Photo/Illutration A brokerage company's outlet in Tokyo's Chuo Ward promotes the tax-free small-sum savings account system for investment returns. (Asahi Shimbun file photo)

"Doubling of asset incomes," which recently has become Prime Minister Fumio Kishida's favorite slogan, undeniably points to the preservation of shareholder-primacy capitalism and thereby expanding the wealth gap.

This calls for close scrutiny, as it runs counter to his economic policy at the start of his administration.

Kishida said in a speech he gave in London last month, "I will promote a bold and fundamental shift from savings to investment, in order to double people’s incomes from asset investments."

He also stated in the action plan to realize his new form of capitalism, approved by the Cabinet on June 7, that he will draw up a "comprehensive plan for measures to double asset incomes by the end of this year."

Although the plan's specifics have yet to be decided--such as by when the doubling will be realized--Kishida said he is considering expanding NISA (Nippon Individual Savings Account), a tax-exempt system introduced in 2014 for small-sum investments.

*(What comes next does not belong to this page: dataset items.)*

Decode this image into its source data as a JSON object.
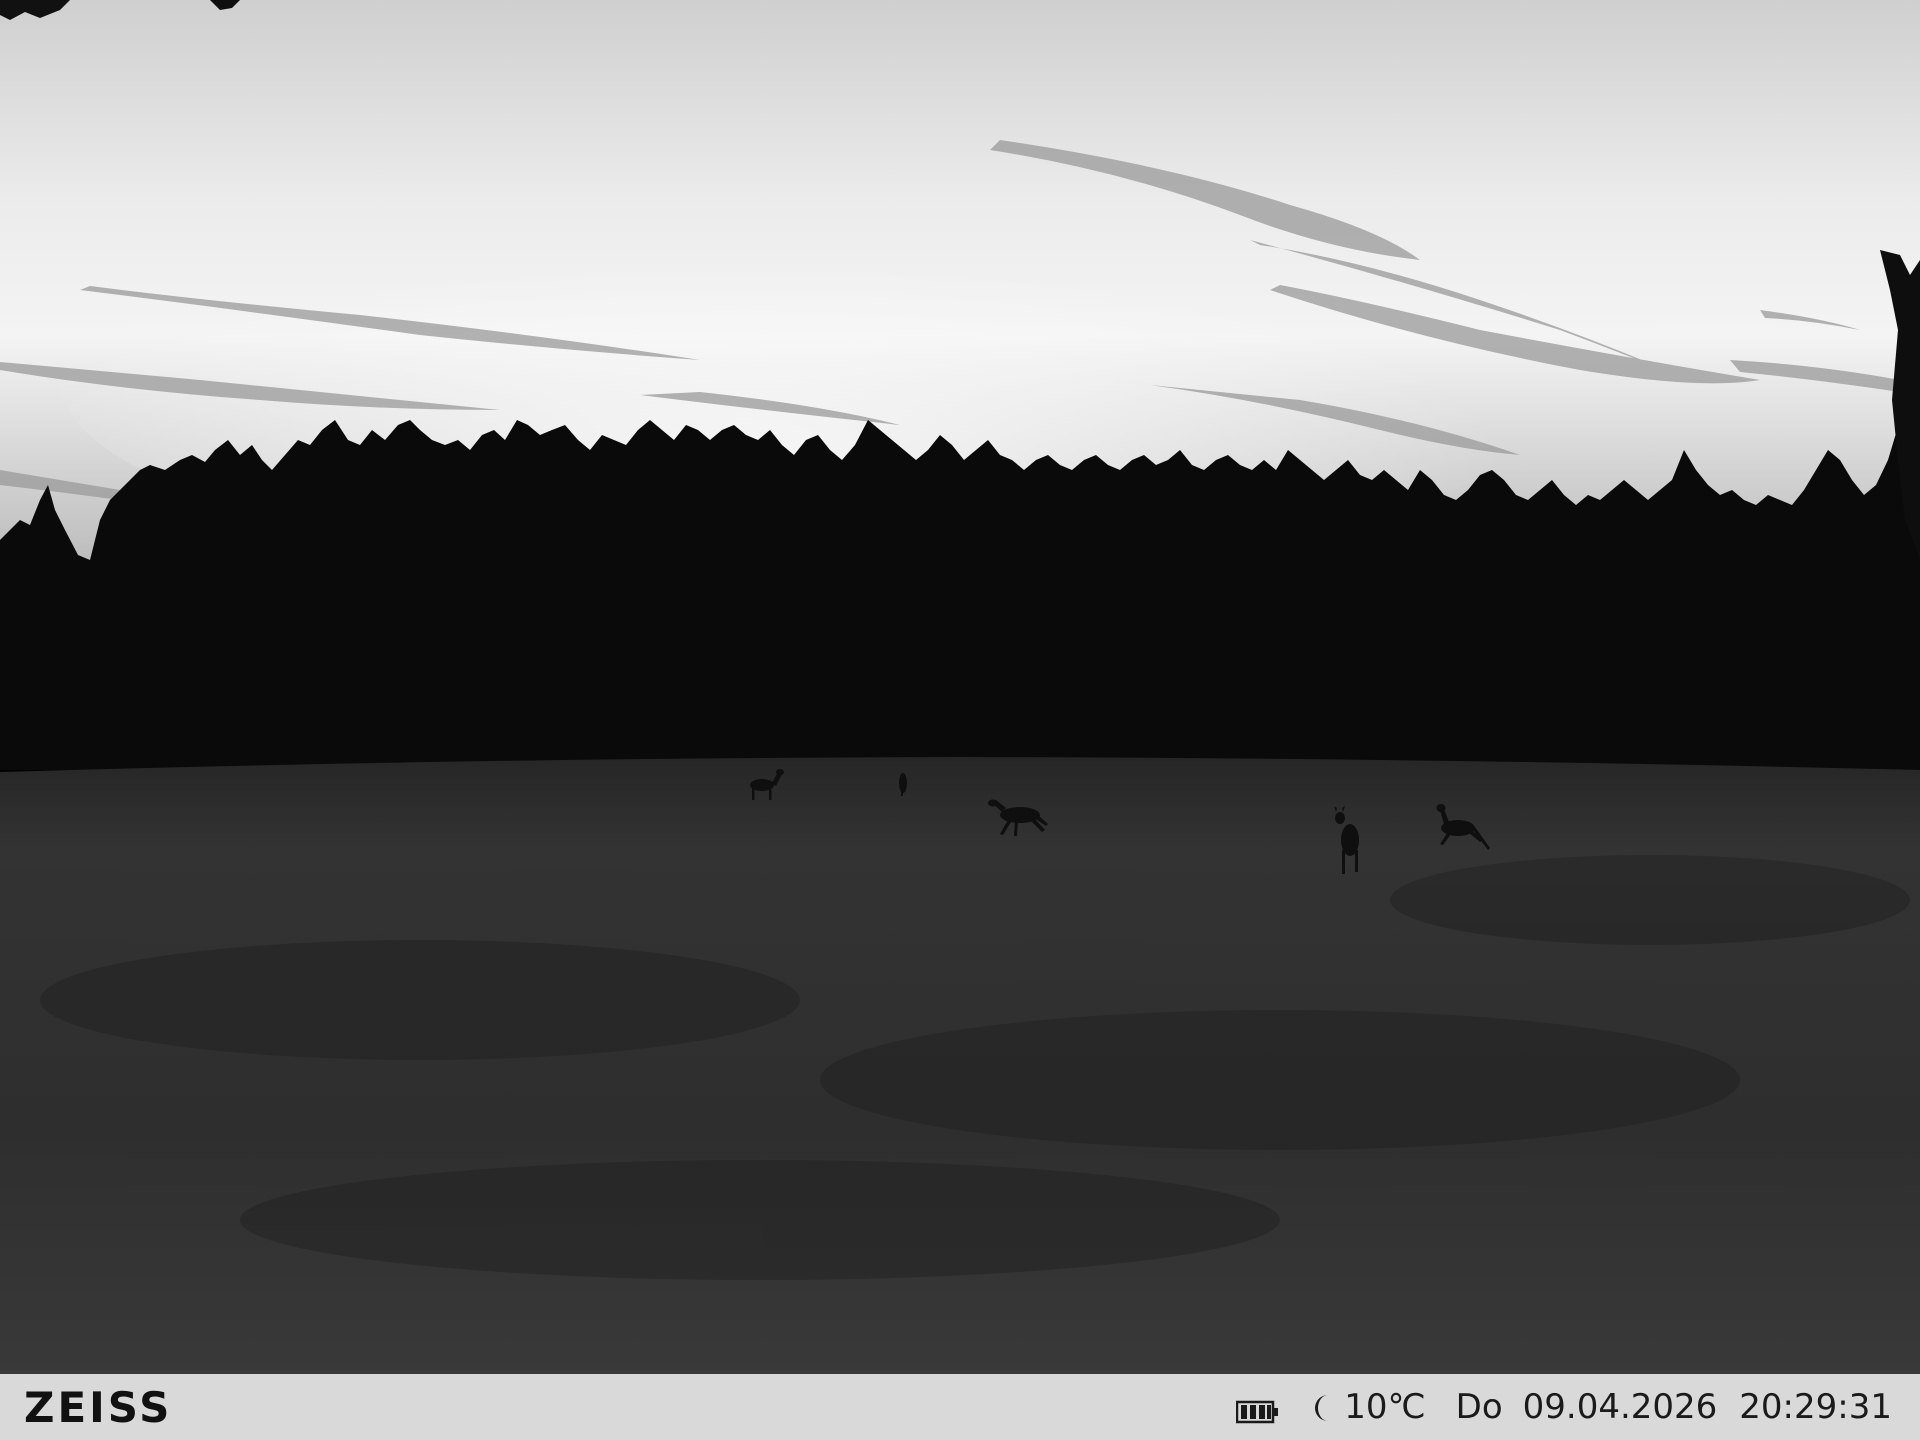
{
  "camera": {
    "brand": "ZEISS",
    "icons": {
      "battery": "battery-full-icon",
      "moon": "moon-night-icon"
    },
    "temperature": "10℃",
    "weekday": "Do",
    "date": "09.04.2026",
    "time": "20:29:31"
  },
  "scene": {
    "description_colors": {
      "sky": "#e8e8e8",
      "forest": "#0b0b0b",
      "meadow": "#2f2f2f",
      "infobar": "#d9d9d9"
    },
    "deer_count": 5
  }
}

In Japan, more than 50 percent of all household financial assets are in cash and savings, and the ratio of stock assets is much lower than in Europe and the United States. This reflects the structural reality in Japan where the public at large hardly ever benefited from rising stock prices.

Amid the steady aging of the population and the low birthrate, public pension payouts are expected to shrink, as the system relies heavily on premiums paid by the working-age generation.

For this reason, we do not refute the need per se of assisting households to build their assets to supplement their incomes.

However, we must not forget that many households do not have money for investing and that not everyone has the same level of investment knowledge.

A survey by the Central Council for Financial Services Information found that 33 percent of single-person households and 22 percent of households with two or more members had no financial assets they could spare for investment.

And according to a Financial Services Agency survey of people who have never invested and why, the top two reasons were "I don't have surplus funds" (39 percent) and "I don't know anything about investments" (19 percent).

Given this situation, introducing an excessive tax break or any other incentive to encourage investment may well aggravate the present asset income gap or result in many people making bad investment decisions and paying dearly for them in their old age.

The first thing that needs to be done is to raise wages to increase household incomes and simultaneously provide better financial education to all. The government must get their priorities straight.

While campaigning for the Liberal Democratic Party presidency, Kishida advocated "the Reiwa version of doubling incomes" and called for a redistribution of wealth through stiffer taxes on investment income.

So, why has he shifted his policy to "doubling asset incomes" with a tax break for investors?

If he thinks that luring massive amounts of personal financial assets to the stock market will raise stock prices and lead to a higher approval rating for his Cabinet, he is being irresponsibly naive.

His campaign pledge to bring about a "transition from shareholder-primacy capitalism" through his "new form of capitalism" may well end up as just an empty slogan.

Should his administration give its official blessing on measures to push up stock prices and increase dividends to stockholders, Kishida will no longer be able to persuade corporations to be mindful of not only their shareholders but also their workers, business partners, the environment and the well-being of society at large.

We renew our firm demand that the prime minister return to his initial commitment to correcting the unequal distribution of wealth and income.